Robaire Fredrick Smith (born November 15, 1977) is an American former professional football player who was a defensive end in the National Football League (NFL). He played college football for the Michigan State Spartans.

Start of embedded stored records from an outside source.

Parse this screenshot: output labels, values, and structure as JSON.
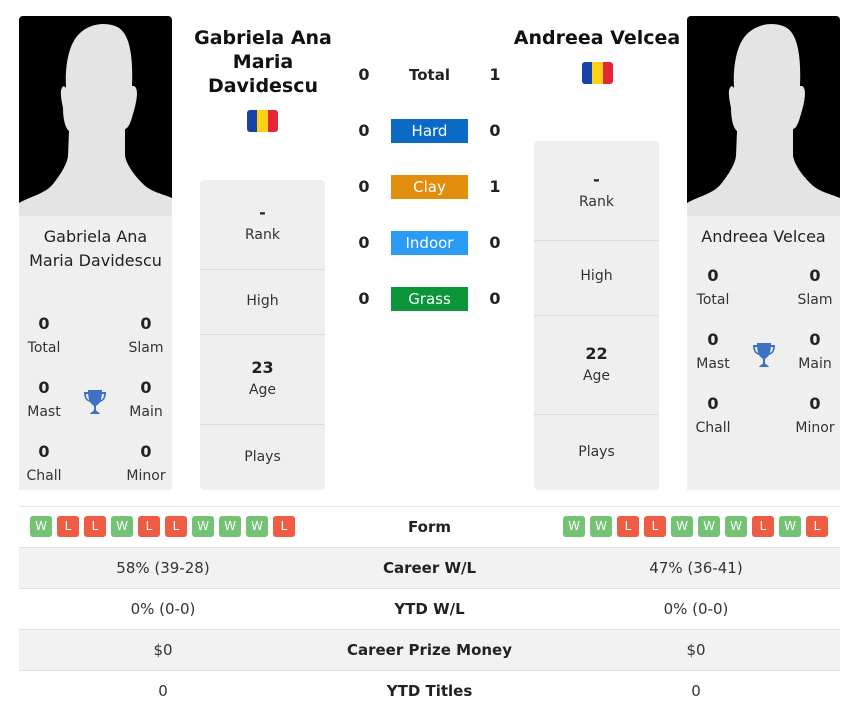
{
  "colors": {
    "hard": "#0b6bc4",
    "clay": "#e08e0b",
    "indoor": "#2a9bf5",
    "grass": "#0a9639",
    "win": "#74c374",
    "loss": "#ee5d43",
    "trophy": "#3d72c2",
    "flag_blue": "#1743a8",
    "flag_yellow": "#fcd116",
    "flag_red": "#e62638"
  },
  "player_left": {
    "header_name": "Gabriela Ana Maria Davidescu",
    "card_name": "Gabriela Ana Maria Davidescu",
    "flag_icon": "romania-flag-icon",
    "titles": {
      "total": {
        "value": "0",
        "label": "Total"
      },
      "slam": {
        "value": "0",
        "label": "Slam"
      },
      "mast": {
        "value": "0",
        "label": "Mast"
      },
      "main": {
        "value": "0",
        "label": "Main"
      },
      "chall": {
        "value": "0",
        "label": "Chall"
      },
      "minor": {
        "value": "0",
        "label": "Minor"
      }
    },
    "info": {
      "rank": {
        "value": "-",
        "label": "Rank"
      },
      "high": {
        "value": "",
        "label": "High"
      },
      "age": {
        "value": "23",
        "label": "Age"
      },
      "plays": {
        "value": "",
        "label": "Plays"
      }
    },
    "form": [
      "W",
      "L",
      "L",
      "W",
      "L",
      "L",
      "W",
      "W",
      "W",
      "L"
    ],
    "career_wl": "58% (39-28)",
    "ytd_wl": "0% (0-0)",
    "prize": "$0",
    "ytd_titles": "0"
  },
  "player_right": {
    "header_name": "Andreea Velcea",
    "card_name": "Andreea Velcea",
    "flag_icon": "romania-flag-icon",
    "titles": {
      "total": {
        "value": "0",
        "label": "Total"
      },
      "slam": {
        "value": "0",
        "label": "Slam"
      },
      "mast": {
        "value": "0",
        "label": "Mast"
      },
      "main": {
        "value": "0",
        "label": "Main"
      },
      "chall": {
        "value": "0",
        "label": "Chall"
      },
      "minor": {
        "value": "0",
        "label": "Minor"
      }
    },
    "info": {
      "rank": {
        "value": "-",
        "label": "Rank"
      },
      "high": {
        "value": "",
        "label": "High"
      },
      "age": {
        "value": "22",
        "label": "Age"
      },
      "plays": {
        "value": "",
        "label": "Plays"
      }
    },
    "form": [
      "W",
      "W",
      "L",
      "L",
      "W",
      "W",
      "W",
      "L",
      "W",
      "L"
    ],
    "career_wl": "47% (36-41)",
    "ytd_wl": "0% (0-0)",
    "prize": "$0",
    "ytd_titles": "0"
  },
  "h2h": [
    {
      "label": "Total",
      "left": "0",
      "right": "1",
      "surface": "total"
    },
    {
      "label": "Hard",
      "left": "0",
      "right": "0",
      "surface": "hard"
    },
    {
      "label": "Clay",
      "left": "0",
      "right": "1",
      "surface": "clay"
    },
    {
      "label": "Indoor",
      "left": "0",
      "right": "0",
      "surface": "indoor"
    },
    {
      "label": "Grass",
      "left": "0",
      "right": "0",
      "surface": "grass"
    }
  ],
  "comparison": {
    "form_label": "Form",
    "career_wl_label": "Career W/L",
    "ytd_wl_label": "YTD W/L",
    "prize_label": "Career Prize Money",
    "ytd_titles_label": "YTD Titles"
  }
}
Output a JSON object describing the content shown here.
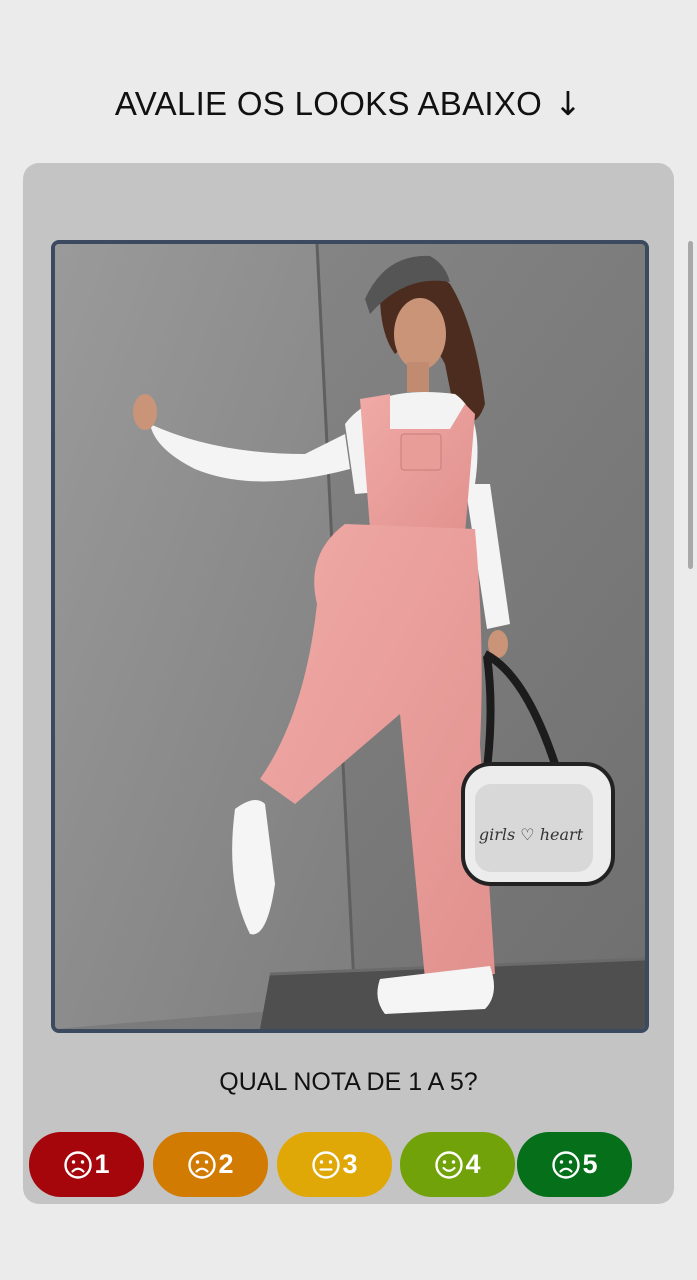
{
  "header": {
    "title": "AVALIE OS LOOKS ABAIXO",
    "arrow": "↓"
  },
  "look": {
    "bag_text": "girls ♡ heart"
  },
  "question": "QUAL NOTA DE 1 A 5?",
  "ratings": [
    {
      "value": "1",
      "face": "sad",
      "color": "#a4060c"
    },
    {
      "value": "2",
      "face": "sad",
      "color": "#d17b03"
    },
    {
      "value": "3",
      "face": "neutral",
      "color": "#dfa806"
    },
    {
      "value": "4",
      "face": "happy",
      "color": "#72a20a"
    },
    {
      "value": "5",
      "face": "sad",
      "color": "#056f19"
    }
  ]
}
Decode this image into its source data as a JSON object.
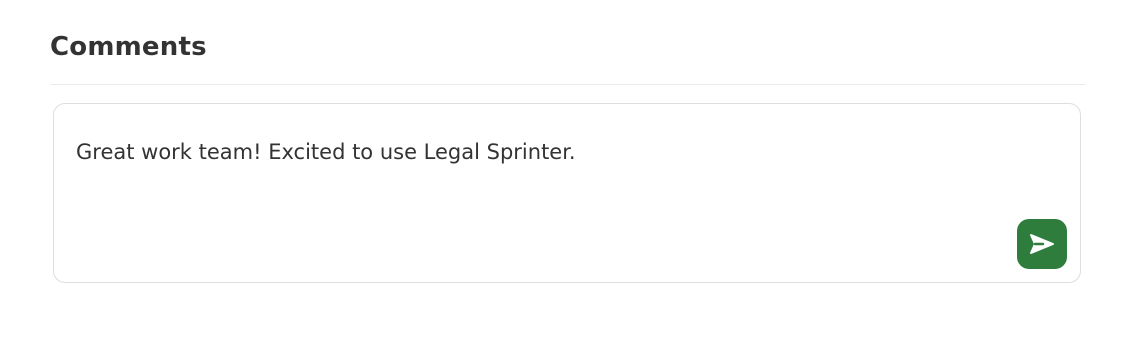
{
  "comments": {
    "title": "Comments",
    "input_value": "Great work team! Excited to use Legal Sprinter.",
    "send_icon": "send-icon"
  },
  "colors": {
    "accent": "#2e7d3c",
    "text": "#333333",
    "border": "#dedede"
  }
}
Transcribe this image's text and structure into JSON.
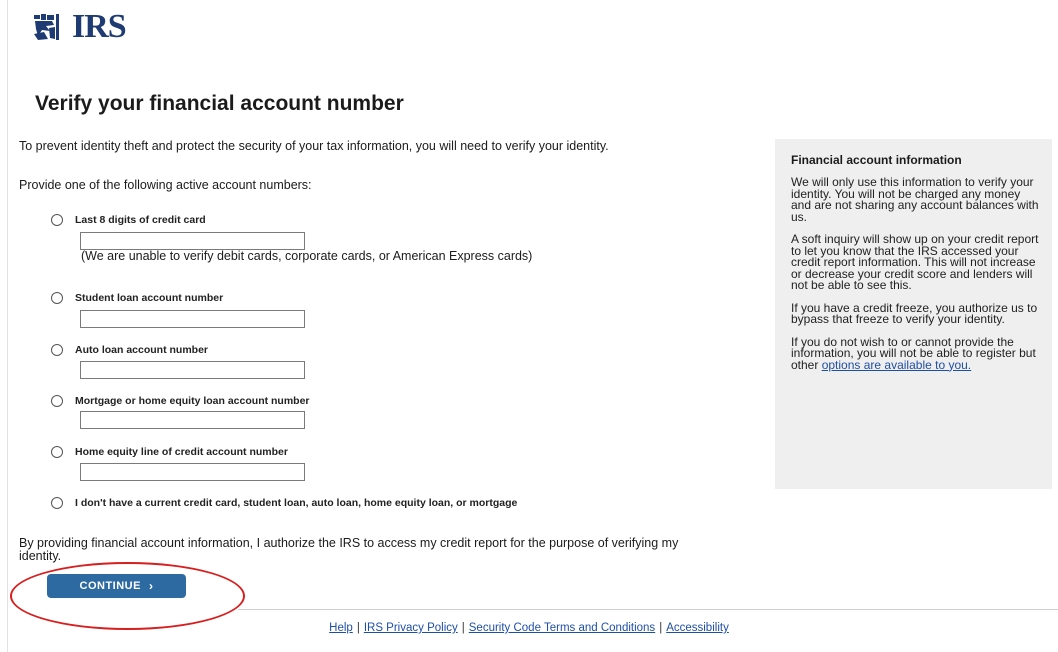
{
  "brand": {
    "wordmark": "IRS",
    "accent": "#1f3b73"
  },
  "page": {
    "title": "Verify your financial account number"
  },
  "intro": {
    "text": "To prevent identity theft and protect the security of your tax information, you will need to verify your identity.",
    "provide": "Provide one of the following active account numbers:"
  },
  "options": [
    {
      "label": "Last 8 digits of credit card",
      "value": ""
    },
    {
      "label": "Student loan account number",
      "value": ""
    },
    {
      "label": "Auto loan account number",
      "value": ""
    },
    {
      "label": "Mortgage or home equity loan account number",
      "value": ""
    },
    {
      "label": "Home equity line of credit account number",
      "value": ""
    },
    {
      "label": "I don't have a current credit card, student loan, auto loan, home equity loan, or mortgage"
    }
  ],
  "credit_card_note": "(We are unable to verify debit cards, corporate cards, or American Express cards)",
  "authorize_text": "By providing financial account information, I authorize the IRS to access my credit report for the purpose of verifying my identity.",
  "continue_button": {
    "label": "CONTINUE",
    "icon": "chevron-right-icon",
    "color": "#2e6aa2"
  },
  "sidebar": {
    "title": "Financial account information",
    "p1": "We will only use this information to verify your identity. You will not be charged any money and are not sharing any account balances with us.",
    "p2": "A soft inquiry will show up on your credit report to let you know that the IRS accessed your credit report information. This will not increase or decrease your credit score and lenders will not be able to see this.",
    "p3": "If you have a credit freeze, you authorize us to bypass that freeze to verify your identity.",
    "p4_text": "If you do not wish to or cannot provide the information, you will not be able to register but other",
    "p4_link": "options are available to you."
  },
  "footer": {
    "links": [
      "Help",
      "IRS Privacy Policy",
      "Security Code Terms and Conditions",
      "Accessibility"
    ],
    "separator": "|"
  },
  "annotation_color": "#d81e1e"
}
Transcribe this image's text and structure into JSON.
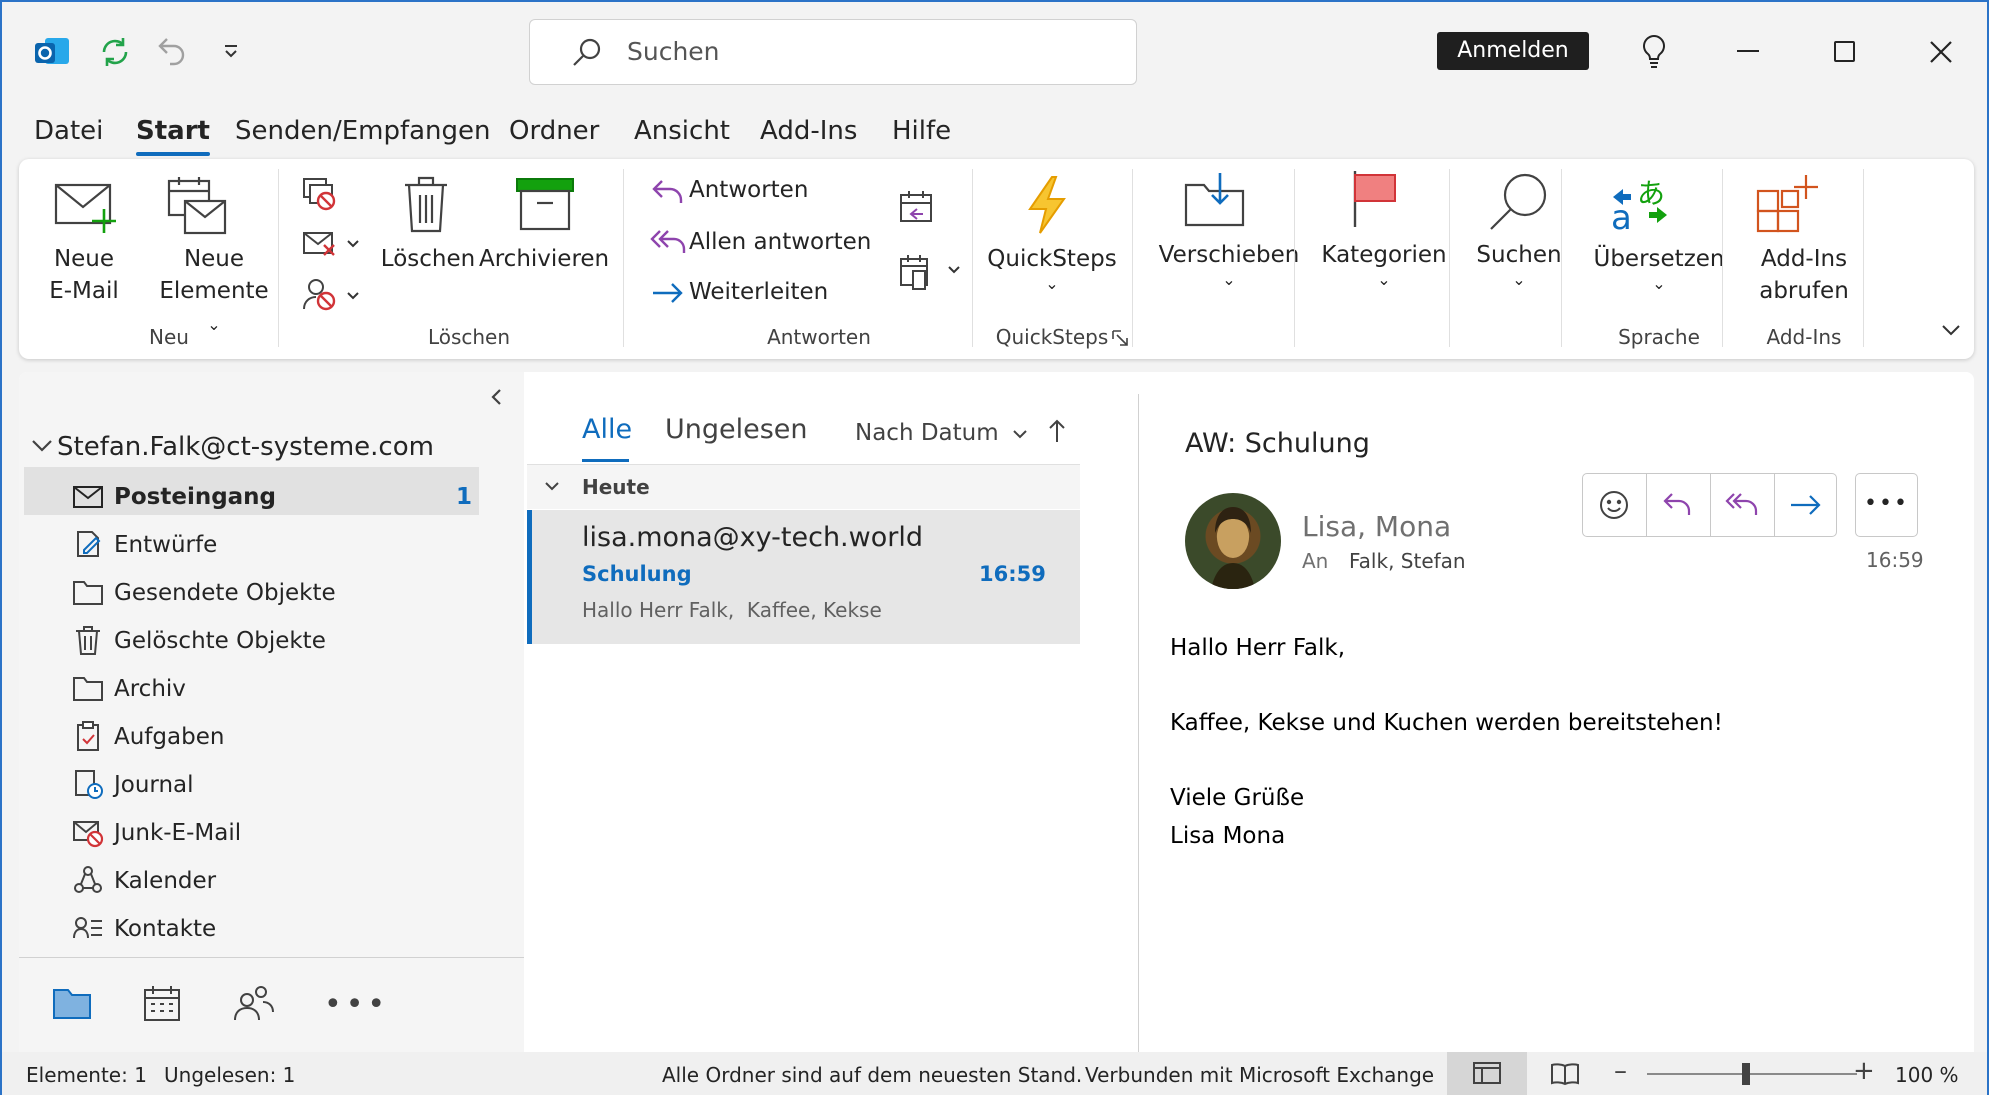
{
  "titlebar": {
    "search_placeholder": "Suchen",
    "signin_label": "Anmelden"
  },
  "menu": [
    "Datei",
    "Start",
    "Senden/Empfangen",
    "Ordner",
    "Ansicht",
    "Add-Ins",
    "Hilfe"
  ],
  "ribbon": {
    "neue_email": [
      "Neue",
      "E-Mail"
    ],
    "neue_elemente": [
      "Neue",
      "Elemente"
    ],
    "group_neu": "Neu",
    "loeschen": "Löschen",
    "archivieren": "Archivieren",
    "group_loeschen": "Löschen",
    "antworten": "Antworten",
    "allen_antworten": "Allen antworten",
    "weiterleiten": "Weiterleiten",
    "group_antworten": "Antworten",
    "quicksteps": "QuickSteps",
    "group_quicksteps": "QuickSteps",
    "verschieben": "Verschieben",
    "kategorien": "Kategorien",
    "suchen": "Suchen",
    "uebersetzen": "Übersetzen",
    "group_sprache": "Sprache",
    "addins": [
      "Add-Ins",
      "abrufen"
    ],
    "group_addins": "Add-Ins"
  },
  "folders": {
    "account": "Stefan.Falk@ct-systeme.com",
    "items": [
      {
        "label": "Posteingang",
        "count": "1"
      },
      {
        "label": "Entwürfe"
      },
      {
        "label": "Gesendete Objekte"
      },
      {
        "label": "Gelöschte Objekte"
      },
      {
        "label": "Archiv"
      },
      {
        "label": "Aufgaben"
      },
      {
        "label": "Journal"
      },
      {
        "label": "Junk-E-Mail"
      },
      {
        "label": "Kalender"
      },
      {
        "label": "Kontakte"
      }
    ]
  },
  "maillist": {
    "tab_all": "Alle",
    "tab_unread": "Ungelesen",
    "sort": "Nach Datum",
    "group": "Heute",
    "message": {
      "from": "lisa.mona@xy-tech.world",
      "subject": "Schulung",
      "time": "16:59",
      "preview": "Hallo Herr Falk,  Kaffee, Kekse"
    }
  },
  "reading": {
    "subject": "AW: Schulung",
    "sender": "Lisa, Mona",
    "to_label": "An",
    "to": "Falk, Stefan",
    "time": "16:59",
    "body": [
      "Hallo Herr Falk,",
      "Kaffee, Kekse und Kuchen werden bereitstehen!",
      "Viele Grüße",
      "Lisa Mona"
    ]
  },
  "status": {
    "items": "Elemente: 1",
    "unread": "Ungelesen: 1",
    "sync": "Alle Ordner sind auf dem neuesten Stand.",
    "connection": "Verbunden mit Microsoft Exchange",
    "zoom": "100 %"
  },
  "colors": {
    "accent": "#0f6cbd",
    "window_border": "#2b73c7"
  }
}
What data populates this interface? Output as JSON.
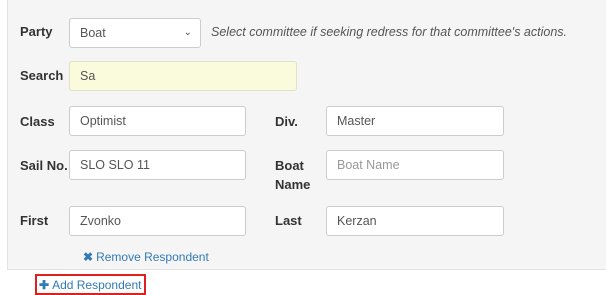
{
  "party": {
    "label": "Party",
    "selected": "Boat",
    "hint": "Select committee if seeking redress for that committee's actions."
  },
  "search": {
    "label": "Search",
    "value": "Sa"
  },
  "class_field": {
    "label": "Class",
    "value": "Optimist"
  },
  "div_field": {
    "label": "Div.",
    "value": "Master"
  },
  "sail_no": {
    "label": "Sail No.",
    "value": "SLO SLO 11"
  },
  "boat_name": {
    "label_line1": "Boat",
    "label_line2": "Name",
    "placeholder": "Boat Name",
    "value": ""
  },
  "first": {
    "label": "First",
    "value": "Zvonko"
  },
  "last": {
    "label": "Last",
    "value": "Kerzan"
  },
  "actions": {
    "remove_icon": "✖",
    "remove_label": "Remove Respondent",
    "add_icon": "✚",
    "add_label": "Add Respondent"
  },
  "colors": {
    "link": "#337ab7",
    "highlight_box": "#e02020",
    "search_bg": "#fafadc"
  }
}
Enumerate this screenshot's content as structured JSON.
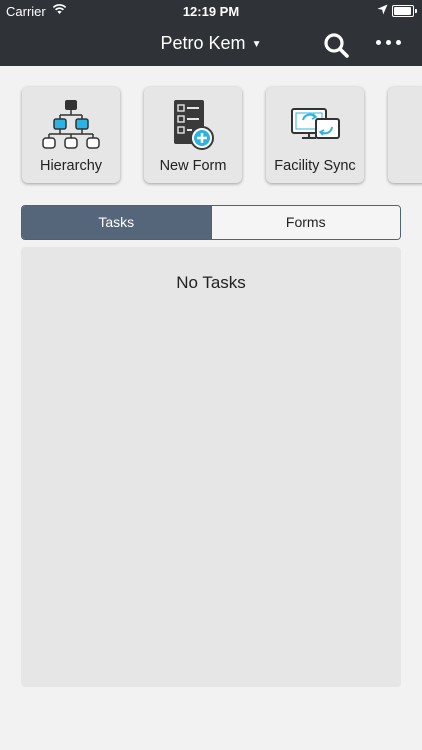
{
  "status_bar": {
    "carrier": "Carrier",
    "time": "12:19 PM",
    "battery_level": 0.95
  },
  "nav": {
    "title": "Petro Kem",
    "search_icon": "search-icon",
    "more_icon": "more-horizontal-icon"
  },
  "tiles": [
    {
      "label": "Hierarchy",
      "icon": "hierarchy-icon"
    },
    {
      "label": "New Form",
      "icon": "new-form-icon"
    },
    {
      "label": "Facility Sync",
      "icon": "facility-sync-icon"
    }
  ],
  "segments": {
    "tasks": "Tasks",
    "forms": "Forms",
    "selected": "Tasks"
  },
  "panel": {
    "empty_message": "No Tasks"
  },
  "colors": {
    "bar": "#2f3337",
    "segment_active": "#55667a",
    "accent_blue": "#2bb3e5"
  }
}
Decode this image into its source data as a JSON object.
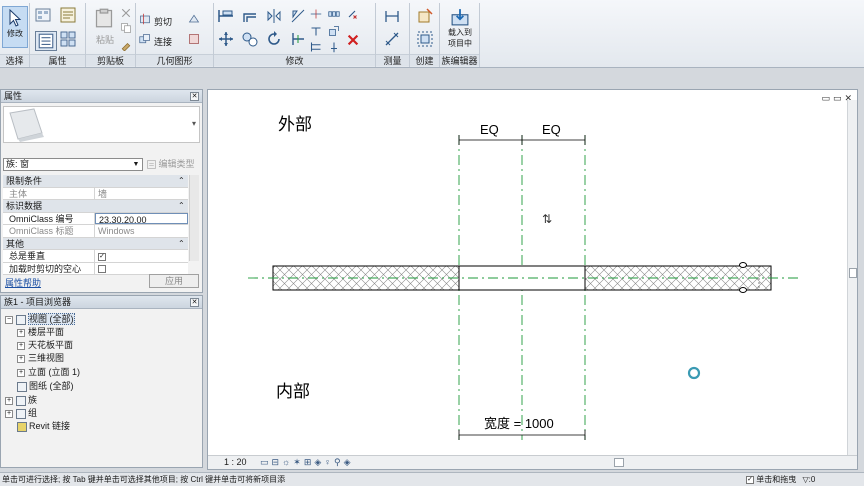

==Early life and college==
Smith was a Parade All-America selection as a senior at Flint Northern High School. He earned first-team all-state honors with 92 tackles, 11 sacks and caught 17 passes for 297 yards and six touchdowns. He then attended Michigan State University and ranks fifth on the Spartans' career list with 22 sacks and fourth in tackles for loss with 48. He finished his college career with 191 tackles, three interceptions, four forced fumbles and three fumble recoveries.

==Professional career==
Smith was selected by the Tennessee Titans in the sixth round (197th overall) in the 2000 NFL draft. In his rookie year, he played in eight games, recording six tackles, 2.5 sacks and one pass defensed. In 2001, he played in ten games, registering 16 tackles and two sacks. Smith signed with the Houston Texans in 2004 as an unrestricted free agent. He was cut on September 3, 2006, and re-signed with the Titans on September 6, 2006. He signed a contract as a free agent with the Cleveland Browns on March 16, 2007.

==NFL career statistics==

Legend
| Bold | Career high |

===Regular season===

Year: Team; Games; Tackles; Interceptions; Fumbles
GP: GS; Cmb; Solo; Ast; Sck; TFL; Int; Yds; TD; Lng; PD; FF; FR; Yds; TD
2000: TEN; 7; 0; 6; 5; 1; 2.5; 2; 0; 0; 0; 0; 1; 0; 0; 0; 0
2001: TEN; 10; 0; 7; 5; 2; 2.0; 3; 0; 0; 0; 0; 0; 0; 0; 0; 0
2002: TEN; 16; 2; 34; 25; 9; 2.5; 6; 0; 0; 0; 0; 1; 0; 0; 0; 0
2003: TEN; 16; 15; 35; 20; 15; 4.5; 5; 0; 0; 0; 0; 2; 1; 2; 43; 0
2004: HOU; 16; 16; 52; 32; 20; 2.0; 6; 0; 0; 0; 0; 9; 0; 0; 0; 0
2005: HOU; 16; 16; 68; 43; 25; 1.5; 10; 0; 0; 0; 0; 4; 0; 1; 3; 0
2006: TEN; 15; 12; 48; 32; 16; 0.5; 3; 0; 0; 0; 0; 2; 0; 0; 0; 0
2007: CLE; 16; 16; 56; 42; 14; 4.0; 7; 0; 0; 0; 0; 2; 0; 0; 0; 0
2008: CLE; 2; 2; 5; 5; 0; 0.0; 0; 0; 0; 0; 0; 0; 0; 0; 0; 0
2009: CLE; 15; 15; 62; 43; 19; 1.5; 1; 0; 0; 0; 0; 0; 0; 0; 0; 0
2010: CLE; 5; 5; 25; 13; 12; 0.0; 1; 0; 0; 0; 0; 0; 0; 0; 0; 0
134; 99; 398; 265; 133; 21.0; 44; 0; 0; 0; 0; 21; 1; 3; 46; 0

===Playoffs===

Year: Team; Games; Tackles; Interceptions; Fumbles
GP: GS; Cmb; Solo; Ast; Sck; TFL; Int; Yds; TD; Lng; PD; FF; FR; Yds; TD
2002: TEN; 2; 0; 2; 1; 1; 0.0; 0; 0; 0; 0; 0; 0; 0; 0; 0; 0
2003: TEN; 2; 2; 5; 2; 3; 0.0; 0; 0; 0; 0; 0; 1; 0; 0; 0; 0
4; 2; 7; 3; 4; 0.0; 1; 0; 0; 0; 0; 1; 0; 0; 0; 0

==Personal life==
Smith married his long-time girlfriend Monek on March 13, 2007, in Jamaica. The two have four children together, including a set of identical twin boys. His brother, Fernando Smith, played 7 seasons in the NFL.